David Ramírez, vom sozio-produktiven Kollektiv Carabobo Libre, hat die völkerrechtswidrigen US-Angriffen auf Venezuela in der Nacht auf den 3. Januar erlebt. Für poonal beschreibt er die Lage in Venezuela nach den Stunden nach dem Angriff und der gewaltsamen Entführung von Präsident Nicolas Maduro.

In Venezuela sind wir heute mit dem Geräusch von Bomben aufgewacht, die über unserer Heimat explodieren. Der Angriff begann in den frühen Morgenstunden, und die Nachricht verbreitete sich sehr schnell – unter Familien, Nachbar*innen und in den Gemeinden, schneller, als wir es uns vorstellen konnten. Unmittelbar begannen die Behörden damit, die betroffenen Wohngebiete zu evakuieren, insbesondere in Fuerte Tiuna, einem Militärgebiet mit Wohnzonen. Gemeinden und Viertel begannen sich zu mobilisieren, über die unterirdischen Gleise der Metro bewegen sich Menschen, um sich vor weiteren Angriffen durch die Vereinigten Staaten in Sicherheit zu bringen.

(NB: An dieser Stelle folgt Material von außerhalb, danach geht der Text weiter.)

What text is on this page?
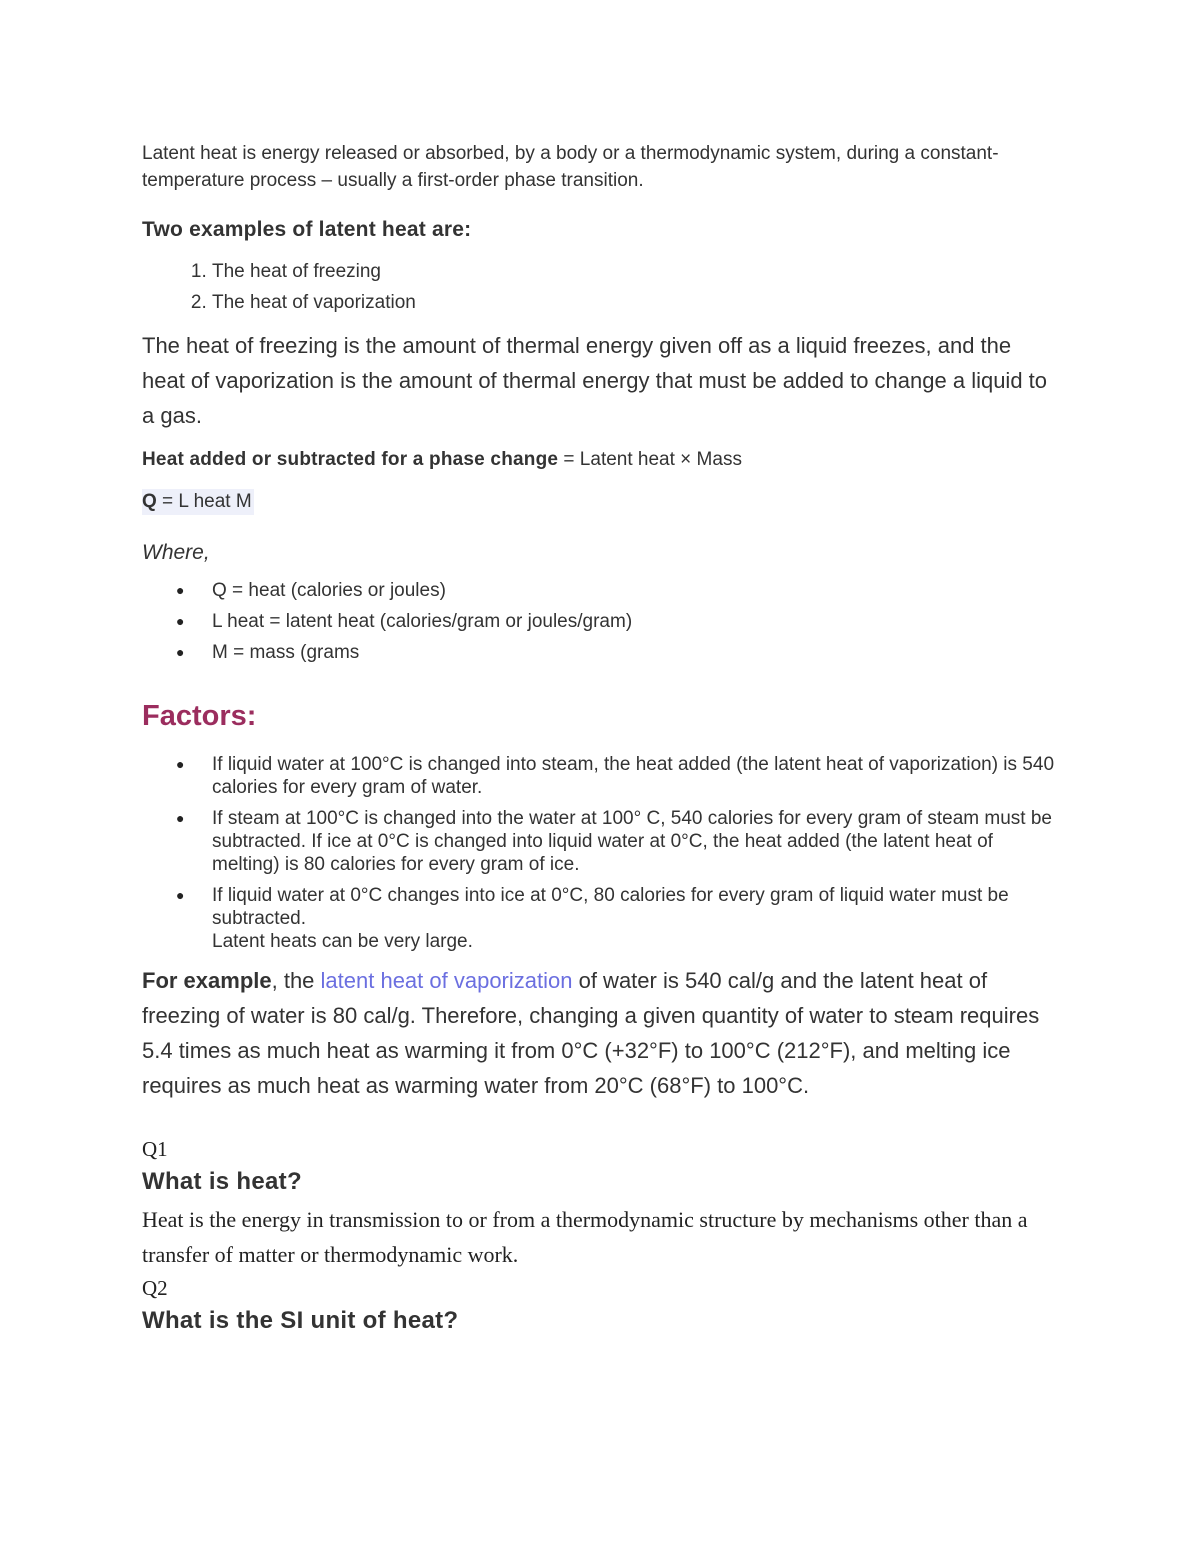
Latent heat is energy released or absorbed, by a body or a thermodynamic system, during a constant-temperature process – usually a first-order phase transition.

Two examples of latent heat are:
1. The heat of freezing
2. The heat of vaporization

The heat of freezing is the amount of thermal energy given off as a liquid freezes, and the heat of vaporization is the amount of thermal energy that must be added to change a liquid to a gas.

Heat added or subtracted for a phase change = Latent heat × Mass
Q = L heat M
Where,
● Q = heat (calories or joules)
● L heat = latent heat (calories/gram or joules/gram)
● M = mass (grams
Factors:
● If liquid water at 100°C is changed into steam, the heat added (the latent heat of vaporization) is 540 calories for every gram of water.
● If steam at 100°C is changed into the water at 100° C, 540 calories for every gram of steam must be subtracted. If ice at 0°C is changed into liquid water at 0°C, the heat added (the latent heat of melting) is 80 calories for every gram of ice.
● If liquid water at 0°C changes into ice at 0°C, 80 calories for every gram of liquid water must be subtracted.
Latent heats can be very large.

For example, the latent heat of vaporization of water is 540 cal/g and the latent heat of freezing of water is 80 cal/g. Therefore, changing a given quantity of water to steam requires 5.4 times as much heat as warming it from 0°C (+32°F) to 100°C (212°F), and melting ice requires as much heat as warming water from 20°C (68°F) to 100°C.

Q1
What is heat?

Heat is the energy in transmission to or from a thermodynamic structure by mechanisms other than a transfer of matter or thermodynamic work.

Q2
What is the SI unit of heat?
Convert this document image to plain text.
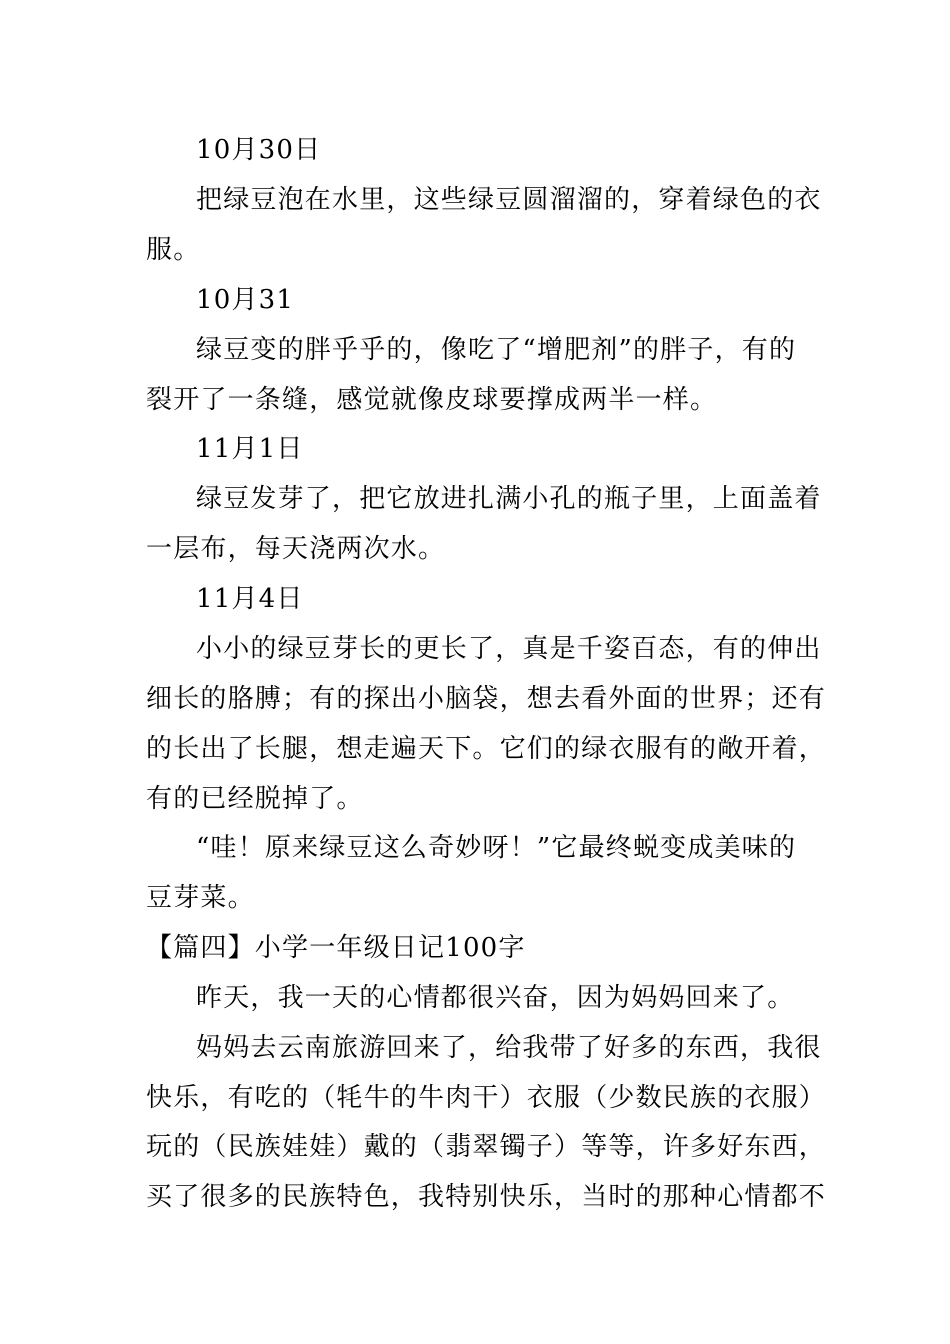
10月30日
把绿豆泡在水里，这些绿豆圆溜溜的，穿着绿色的衣
服。
10月31
绿豆变的胖乎乎的，像吃了“增肥剂”的胖子，有的
裂开了一条缝，感觉就像皮球要撑成两半一样。
11月1日
绿豆发芽了，把它放进扎满小孔的瓶子里，上面盖着
一层布，每天浇两次水。
11月4日
小小的绿豆芽长的更长了，真是千姿百态，有的伸出
细长的胳膊；有的探出小脑袋，想去看外面的世界；还有
的长出了长腿，想走遍天下。它们的绿衣服有的敞开着，
有的已经脱掉了。
“哇！原来绿豆这么奇妙呀！”它最终蜕变成美味的
豆芽菜。
【篇四】小学一年级日记100字
昨天，我一天的心情都很兴奋，因为妈妈回来了。
妈妈去云南旅游回来了，给我带了好多的东西，我很
快乐，有吃的（牦牛的牛肉干）衣服（少数民族的衣服）
玩的（民族娃娃）戴的（翡翠镯子）等等，许多好东西，
买了很多的民族特色，我特别快乐，当时的那种心情都不
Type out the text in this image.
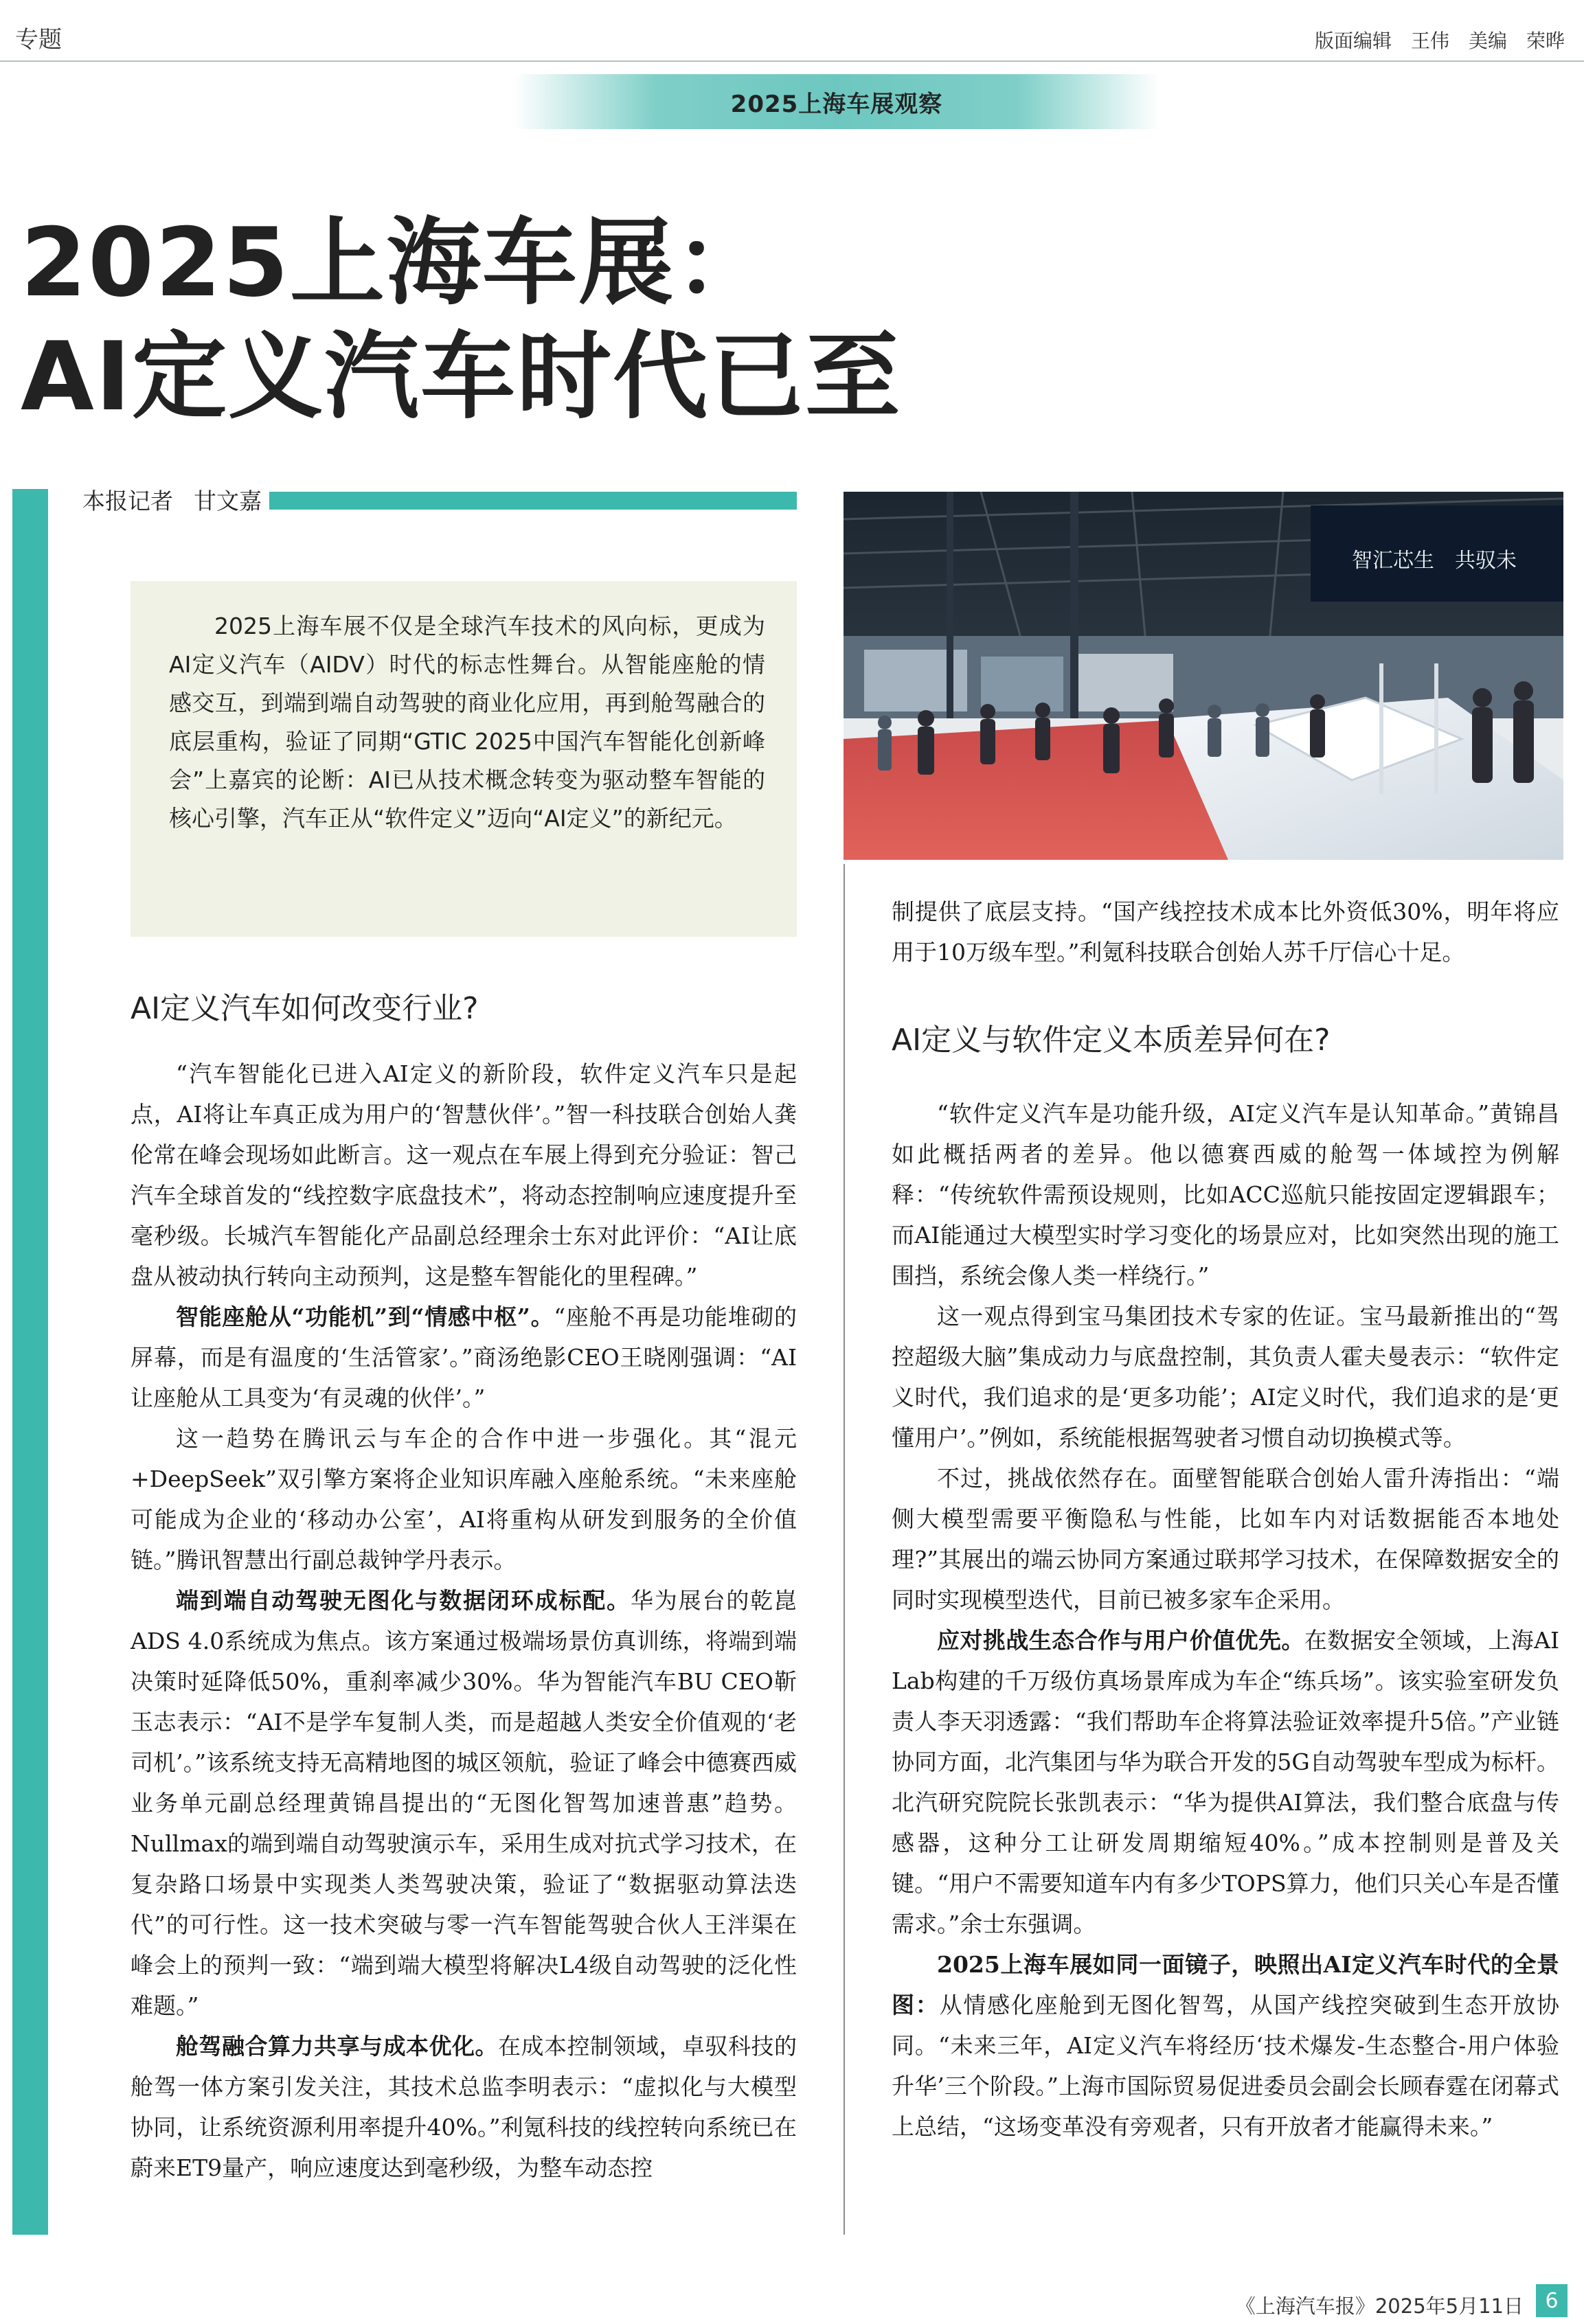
专题	版面编辑　王伟　美编　荣晔
2025上海车展观察
2025上海车展：
AI定义汽车时代已至
本报记者 甘文嘉

2025上海车展不仅是全球汽车技术的风向标，更成为AI定义汽车（AIDV）时代的标志性舞台。从智能座舱的情感交互，到端到端自动驾驶的商业化应用，再到舱驾融合的底层重构，验证了同期“GTIC 2025中国汽车智能化创新峰会”上嘉宾的论断：AI已从技术概念转变为驱动整车智能的核心引擎，汽车正从“软件定义”迈向“AI定义”的新纪元。

智汇芯生　共驭未
AI定义汽车如何改变行业?

“汽车智能化已进入AI定义的新阶段，软件定义汽车只是起点，AI将让车真正成为用户的‘智慧伙伴’。”智一科技联合创始人龚伦常在峰会现场如此断言。这一观点在车展上得到充分验证：智己汽车全球首发的“线控数字底盘技术”，将动态控制响应速度提升至毫秒级。长城汽车智能化产品副总经理余士东对此评价：“AI让底盘从被动执行转向主动预判，这是整车智能化的里程碑。”

智能座舱从“功能机”到“情感中枢”。“座舱不再是功能堆砌的屏幕，而是有温度的‘生活管家’。”商汤绝影CEO王晓刚强调：“AI让座舱从工具变为‘有灵魂的伙伴’。”

这一趋势在腾讯云与车企的合作中进一步强化。其“混元+DeepSeek”双引擎方案将企业知识库融入座舱系统。“未来座舱可能成为企业的‘移动办公室’，AI将重构从研发到服务的全价值链。”腾讯智慧出行副总裁钟学丹表示。

端到端自动驾驶无图化与数据闭环成标配。华为展台的乾崑ADS 4.0系统成为焦点。该方案通过极端场景仿真训练，将端到端决策时延降低50%，重刹率减少30%。华为智能汽车BU CEO靳玉志表示：“AI不是学车复制人类，而是超越人类安全价值观的‘老司机’。”该系统支持无高精地图的城区领航，验证了峰会中德赛西威业务单元副总经理黄锦昌提出的“无图化智驾加速普惠”趋势。Nullmax的端到端自动驾驶演示车，采用生成对抗式学习技术，在复杂路口场景中实现类人类驾驶决策，验证了“数据驱动算法迭代”的可行性。这一技术突破与零一汽车智能驾驶合伙人王泮渠在峰会上的预判一致：“端到端大模型将解决L4级自动驾驶的泛化性难题。”

舱驾融合算力共享与成本优化。在成本控制领域，卓驭科技的舱驾一体方案引发关注，其技术总监李明表示：“虚拟化与大模型协同，让系统资源利用率提升40%。”利氪科技的线控转向系统已在蔚来ET9量产，响应速度达到毫秒级，为整车动态控

制提供了底层支持。“国产线控技术成本比外资低30%，明年将应用于10万级车型。”利氪科技联合创始人苏千厅信心十足。

AI定义与软件定义本质差异何在?

“软件定义汽车是功能升级，AI定义汽车是认知革命。”黄锦昌如此概括两者的差异。他以德赛西威的舱驾一体域控为例解释：“传统软件需预设规则，比如ACC巡航只能按固定逻辑跟车；而AI能通过大模型实时学习变化的场景应对，比如突然出现的施工围挡，系统会像人类一样绕行。”

这一观点得到宝马集团技术专家的佐证。宝马最新推出的“驾控超级大脑”集成动力与底盘控制，其负责人霍夫曼表示：“软件定义时代，我们追求的是‘更多功能’；AI定义时代，我们追求的是‘更懂用户’。”例如，系统能根据驾驶者习惯自动切换模式等。

不过，挑战依然存在。面壁智能联合创始人雷升涛指出：“端侧大模型需要平衡隐私与性能，比如车内对话数据能否本地处理?”其展出的端云协同方案通过联邦学习技术，在保障数据安全的同时实现模型迭代，目前已被多家车企采用。

应对挑战生态合作与用户价值优先。在数据安全领域，上海AI Lab构建的千万级仿真场景库成为车企“练兵场”。该实验室研发负责人李天羽透露：“我们帮助车企将算法验证效率提升5倍。”产业链协同方面，北汽集团与华为联合开发的5G自动驾驶车型成为标杆。北汽研究院院长张凯表示：“华为提供AI算法，我们整合底盘与传感器，这种分工让研发周期缩短40%。”成本控制则是普及关键。“用户不需要知道车内有多少TOPS算力，他们只关心车是否懂需求。”余士东强调。

2025上海车展如同一面镜子，映照出AI定义汽车时代的全景图：从情感化座舱到无图化智驾，从国产线控突破到生态开放协同。“未来三年，AI定义汽车将经历‘技术爆发-生态整合-用户体验升华’三个阶段。”上海市国际贸易促进委员会副会长顾春霆在闭幕式上总结，“这场变革没有旁观者，只有开放者才能赢得未来。”

《上海汽车报》2025年5月11日	6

Das Land ist mitten in der Nacht in Bewegung. Man sieht lange Schlangen vor Supermärkten und Tankstellen, um sich einzudecken – vor allem mit Wasser und Lebensmitteln. Die Bevölkerung weiß, dass wir uns auf einen langen Weg vorbereiten müssen. In anderen Regionen des Landes, die keine direkten Bombenangriffe erlitten haben, erreicht die Nachricht die Menschen über Direktnachrichten unter Bekannten, über nationale Nachrichtensender und insbesondere über soziale Netzwerke, in denen sich Nachrichten aller Art verbreiten – viele falsche und unbewiesene, andere wiederum echt. Wir wissen bereits, wie man diesen Kampf gegen Desinformation führt.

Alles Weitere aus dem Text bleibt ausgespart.